In fact, the "Retirement Party" was a tongue-in-cheek reference to a new Hewlett-Packard technology that could extend the life of Moore's Law improvements many, many years.
It's called a crossbar latch and in theory it's just a circuit line crossed by two other lines. But it's capable of performing the same functions as a circuit etched in silicon, and when made on nanoscale, it's more efficient.
The key is that the size of the crossbar latch can scale down further than today's circuits. They can be made smaller, thinner, run closer together, and hence, create more circuit density, which is what Moore's Law is all about.

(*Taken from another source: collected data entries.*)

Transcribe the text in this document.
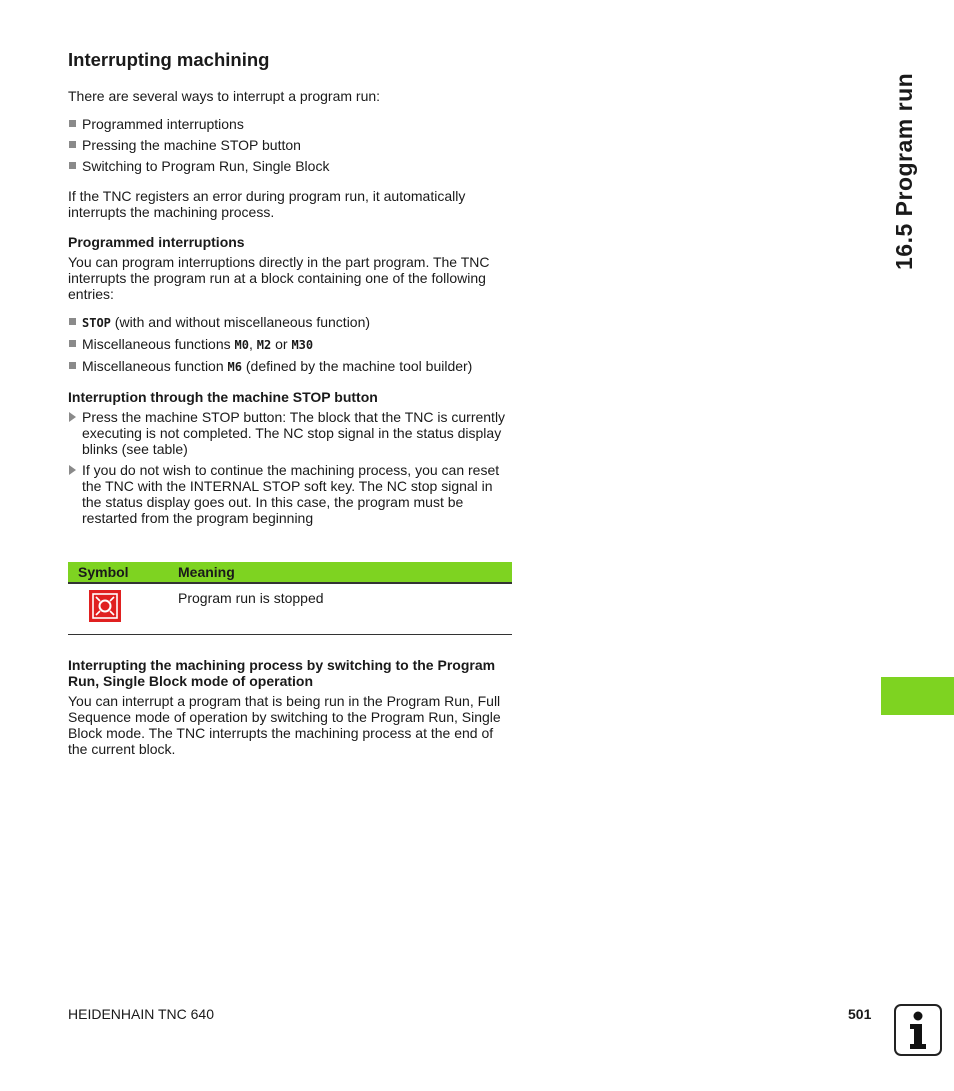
Interrupting machining

There are several ways to interrupt a program run:

Programmed interruptions
Pressing the machine STOP button
Switching to Program Run, Single Block

If the TNC registers an error during program run, it automatically interrupts the machining process.

Programmed interruptions

You can program interruptions directly in the part program. The TNC interrupts the program run at a block containing one of the following entries:

STOP (with and without miscellaneous function)
Miscellaneous functions M0, M2 or M30
Miscellaneous function M6 (defined by the machine tool builder)
Interruption through the machine STOP button
Press the machine STOP button: The block that the TNC is currently executing is not completed. The NC stop signal in the status display blinks (see table)
If you do not wish to continue the machining process, you can reset the TNC with the INTERNAL STOP soft key. The NC stop signal in the status display goes out. In this case, the program must be restarted from the program beginning
Symbol	Meaning

	Program run is stopped
Interrupting the machining process by switching to the Program Run, Single Block mode of operation

You can interrupt a program that is being run in the Program Run, Full Sequence mode of operation by switching to the Program Run, Single Block mode. The TNC interrupts the machining process at the end of the current block.

16.5 Program run
HEIDENHAIN TNC 640	501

Phil Kuekes, senior computer architect with HP's Quantum Science Research (QSR) group, has the patent (number 6,586,965 for those counting at home), and the party (actually a press conference) was held to celebrate the creation of a working, proven prototype.
Along with molecular-scale junctions and logic devices, the latch is the final piece needed to create useful computing in true nanoscale. Today's silicon components work at 90 nanometers and the next generation will run at 65 nanometers. Now we're talking single-digits.
Sounds like Moore's got a long way to go.